Dr Shamir, a computer scientist, presented 57 images by each of nine painters—Salvador Dalí, Giorgio de Chirico, Max Ernst, Vasily Kandinsky, Claude Monet, Jackson Pollock, Pierre-Auguste Renoir, Mark Rothko and Vincent van Gogh—to a computer, to see what it made of them. The computer broke the images into a number of so-called numerical descriptors. These descriptors quantified textures and colours, the statistical distribution of edges across a canvas, the distributions of particular types of shape, the intensity of the colour of individual points on a painting, and also the nature of any fractal-like patterns within it (fractals are features that reproduce similar shapes at different scales; the edges of snowflakes, for example).
All told, the computer identified 4,027 different numerical descriptors. Once their values had been established for each of the 513 artworks that had been fed into it, it was ready to do the analysis.

To look for such distinguishing features, Dr Shamir programmed the computer to use a statistical method that scores the strength of the distance between the values of two or more descriptors for each pair of artists. As a result, he was able to rank each of the 4,027 descriptors by how useful it was at discriminating between artists.
Dr Shamir’s aim was to look for quantifiable ways of distinguishing between the work of different artists. If such things could be established, it might make the task of deciding who painted what a little easier. Such decisions matter because, even excluding deliberate forgeries, there are many paintings in existence that cannot conclusively be attributed to a master rather than his pupils, or that may be honestly made copies whose provenance is now lost.
Surprisingly, the values of 19 of the 20 most informative descriptors showed dramatically higher similarities between Van Gogh (left below) and Pollock (right) than between Van Gogh and painters such as Monet and Renoir, who conventional art criticism would think more closely related to Van Gogh’s oeuvre than Pollock’s is. (Dalí and Ernst, by contrast, were farther apart then expected.)

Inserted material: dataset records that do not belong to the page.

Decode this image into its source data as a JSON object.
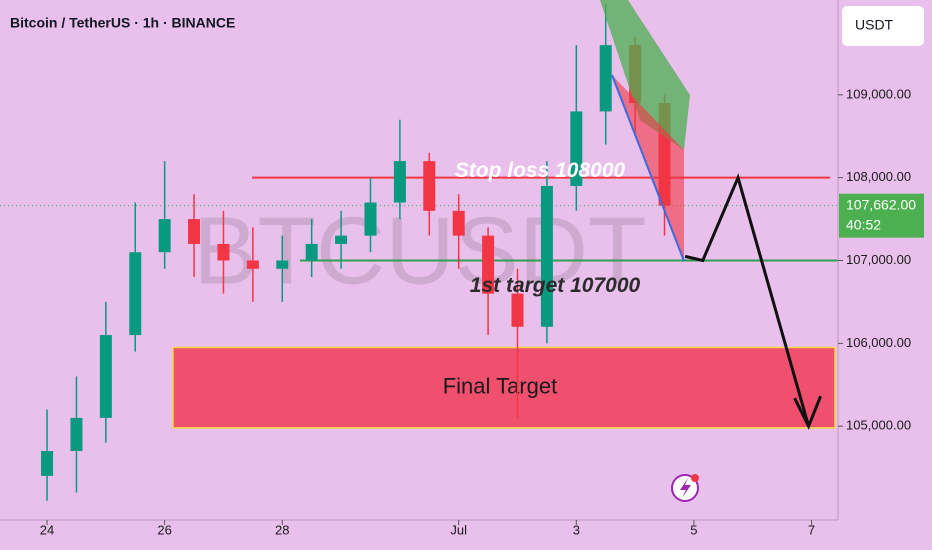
{
  "chart_data": {
    "type": "candlestick",
    "title": "Bitcoin / TetherUS · 1h · BINANCE",
    "watermark": "BTCUSDT",
    "currency": "USDT",
    "x": [
      0,
      0.5,
      1,
      1.5,
      2,
      2.5,
      3,
      3.5,
      4,
      4.5,
      5,
      5.5,
      6,
      6.5,
      7,
      7.5,
      8,
      8.5,
      9,
      9.5,
      10,
      10.5
    ],
    "open": [
      104400,
      104700,
      105100,
      106100,
      107100,
      107500,
      107200,
      107000,
      106900,
      107000,
      107200,
      107300,
      107700,
      108200,
      107600,
      107300,
      106600,
      106200,
      107900,
      108800,
      109600,
      108900
    ],
    "high": [
      105200,
      105600,
      106500,
      107700,
      108200,
      107800,
      107600,
      107400,
      107300,
      107500,
      107600,
      108000,
      108700,
      108300,
      107800,
      107400,
      106900,
      108200,
      109600,
      110100,
      109700,
      109000
    ],
    "low": [
      104100,
      104200,
      104800,
      105900,
      106900,
      106800,
      106600,
      106500,
      106500,
      106800,
      106900,
      107100,
      107500,
      107300,
      106900,
      106100,
      105100,
      106000,
      107600,
      108400,
      108500,
      107300
    ],
    "close": [
      104700,
      105100,
      106100,
      107100,
      107500,
      107200,
      107000,
      106900,
      107000,
      107200,
      107300,
      107700,
      108200,
      107600,
      107300,
      106600,
      106200,
      107900,
      108800,
      109600,
      108900,
      107662
    ],
    "up_color": "#089981",
    "down_color": "#f23645",
    "xlim": [
      -0.8,
      13.45
    ],
    "ylim": [
      103988,
      110145
    ],
    "xticks": [
      {
        "value": 0,
        "label": "24"
      },
      {
        "value": 2,
        "label": "26"
      },
      {
        "value": 4,
        "label": "28"
      },
      {
        "value": 7,
        "label": "Jul"
      },
      {
        "value": 9,
        "label": "3"
      },
      {
        "value": 11,
        "label": "5"
      },
      {
        "value": 13,
        "label": "7"
      }
    ],
    "yticks": [
      {
        "value": 105000,
        "label": "105,000.00"
      },
      {
        "value": 106000,
        "label": "106,000.00"
      },
      {
        "value": 107000,
        "label": "107,000.00"
      },
      {
        "value": 108000,
        "label": "108,000.00"
      },
      {
        "value": 109000,
        "label": "109,000.00"
      }
    ],
    "current_price": {
      "value": 107662,
      "label": "107,662.00",
      "countdown": "40:52"
    },
    "stop_loss": {
      "label": "Stop loss 108000",
      "value": 108000,
      "color": "#f23645"
    },
    "first_target": {
      "label": "1st target 107000",
      "value": 107000,
      "color": "#2e9e4f"
    },
    "final_target": {
      "label": "Final Target",
      "range": [
        104980,
        105950
      ],
      "color": "#f0506e"
    },
    "projection": {
      "x": [
        10.85,
        11.15,
        11.75,
        12.95
      ],
      "y": [
        107050,
        107000,
        108000,
        105000
      ]
    }
  }
}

What is interesting, according to Dr Shamir, is that no single feature makes Pollock’s artistic style similar to Van Gogh’s. Instead, the connection is based on a broad set of image-content descriptors which reflect many aspects of the two artists’ styles, including a shared preference for low-level textures and shapes, and similarities in the ways they employed lines and edges.
What was intended, then, as a way of improving the ability to distinguish between different hands has also thrown up a new way of looking for stylistic similarities. Whether Pollock was actually influenced by Van Gogh, or merely happened upon a similar way of doing things through a similar artistic sensibility, is not clear. But it gives art historians a new line of investigation to pursue.
I wonder if they are by any chance related?